Sydney, Australia, 17 August 2023 – Sophos, a global leader in innovating and delivering cybersecurity as a service, reveals information about a complex new attack tactic that combines credible phone and email communications in an attempt to take control of corporate networks and exfiltrate data. The malware itself was delivered in a most unusual fashion—a caller convinced the target of the attack to open an email message, which contained no text but was a graphic designed to look like an Outlook email message and prompted the target to trigger a download of a malicious Electron app linked from the “image spam” email. This type of highly targeted attack demonstrates a growing sophistication of social engineering techniques and the tendency of attackers to implement complex strategies that combine numerous tools and techniques in the hope that the complexity helps the payload evade detection.

During an investigation at a Swiss company, Sophos X-Ops discovered that the attack had begun with a telephone call that may have seemed harmless. The targeted employee was contacted directly by a man who told the employee he had an urgent delivery to make to one of the company’s sites and asked if the employee would accept the delivery. To validate the new delivery—allegedly for security reasons—the employee had to read out a code sent by e-mail during the call.

This e-mail, written in perfect French, contained no text in the body of the message and featured only a static image that appeared to be a PDF attachment. Directed by the scammer on the phone, the employee clicked on the image which led to the malware download. After verbally prompting the employee to open the file, the attackers began taking over the network.
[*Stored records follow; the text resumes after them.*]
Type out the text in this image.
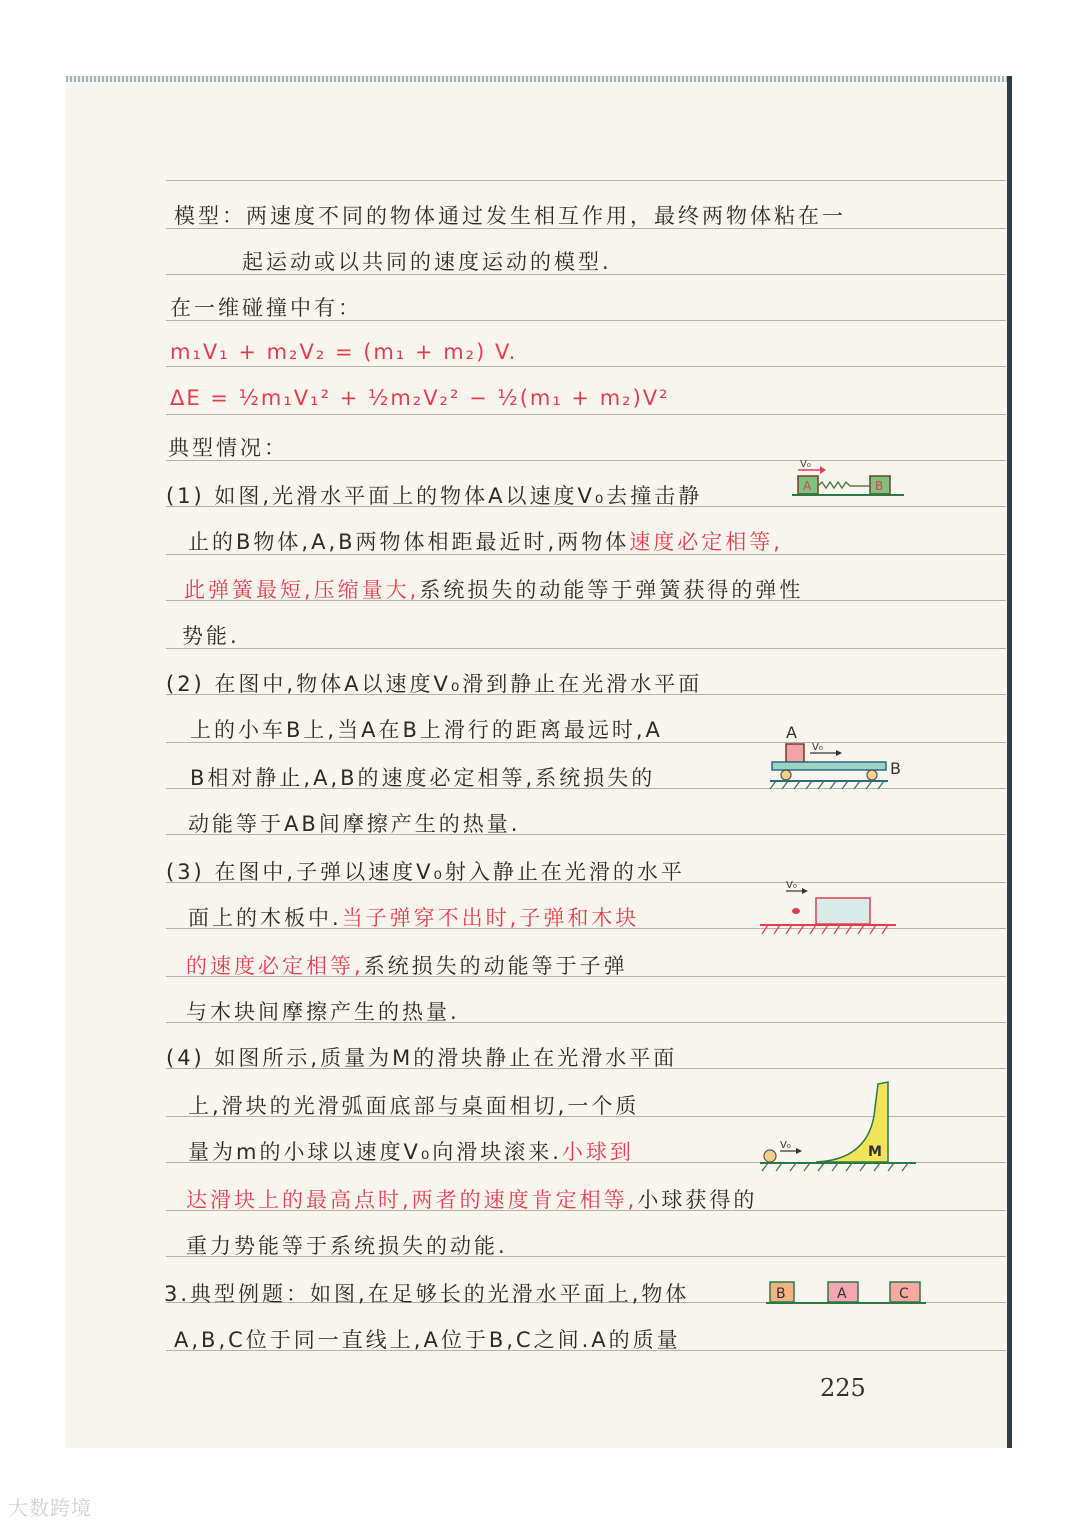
模型：两速度不同的物体通过发生相互作用，最终两物体粘在一
起运动或以共同的速度运动的模型.
在一维碰撞中有：
m₁V₁ + m₂V₂ = (m₁ + m₂) V.
ΔE = ½m₁V₁² + ½m₂V₂² − ½(m₁ + m₂)V²
典型情况：
(1) 如图,光滑水平面上的物体A以速度V₀去撞击静
止的B物体,A,B两物体相距最近时,两物体速度必定相等,
此弹簧最短,压缩量大,系统损失的动能等于弹簧获得的弹性
势能.
(2) 在图中,物体A以速度V₀滑到静止在光滑水平面
上的小车B上,当A在B上滑行的距离最远时,A
B相对静止,A,B的速度必定相等,系统损失的
动能等于AB间摩擦产生的热量.
(3) 在图中,子弹以速度V₀射入静止在光滑的水平
面上的木板中.当子弹穿不出时,子弹和木块
的速度必定相等,系统损失的动能等于子弹
与木块间摩擦产生的热量.
(4) 如图所示,质量为M的滑块静止在光滑水平面
上,滑块的光滑弧面底部与桌面相切,一个质
量为m的小球以速度V₀向滑块滚来.小球到
达滑块上的最高点时,两者的速度肯定相等,小球获得的
重力势能等于系统损失的动能.
3.典型例题：如图,在足够长的光滑水平面上,物体
A,B,C位于同一直线上,A位于B,C之间.A的质量
225
V₀
A	B
A
V₀
B
V₀
M
V₀
B	A	C
大数跨境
“This attack was highly, highly targeted. There was only one person in the office that Friday, and the attackers likely knew who it was. The use of an image masquerading as an email is also something we haven’t seen before. However, it’s smart. Attaching an actual PDF often triggers alarm on systems, since they are so frequently used to deliver malware, and e-mails with PDFs often end up in spam filters,” said Andrew Brandt, principal researcher at Sophos.

Once within the network, the criminals used malware to search for a wide range of information, including accounting software data, cookies, browsing history, and password and cryptocurrency wallets. To hide their data exfiltration, the attackers connected the targeted system to Tor (the dark web). However, in this particular case, certain elements aroused the employee’s suspicions, and he manually disconnected the Ethernet cable from his workstation, limiting the damage to the company.

“This type of highly sophisticated attack demonstrates the lengths cybercriminals will go to, to bypass usual defense tools and garner the trust of employees. Phishing attacks are incredibly effective, and we’ve seen attackers evolve their social engineering tactics with new technology. While attackers more frequently use text messages rather than email, that doesn’t mean phone calls are obsolete. We teach employees a lot about email safety, but we don’t necessarily teach them how to handle unusual phone calls. In this case, the employee reacted quickly and showed great presence of mind; this attack could have had much more serious consequences for the company. It’s important to be wary of unknown callers and check with a business directly if you are unsure about something they are asking you to do,” Brandt said.

Following the attack on the Swiss company, Sophos X-Ops uncovered another attack using the same playbook against a company in Australia. Whichever group is behind these attacks is likely still active, and Sophos will be monitoring the situation.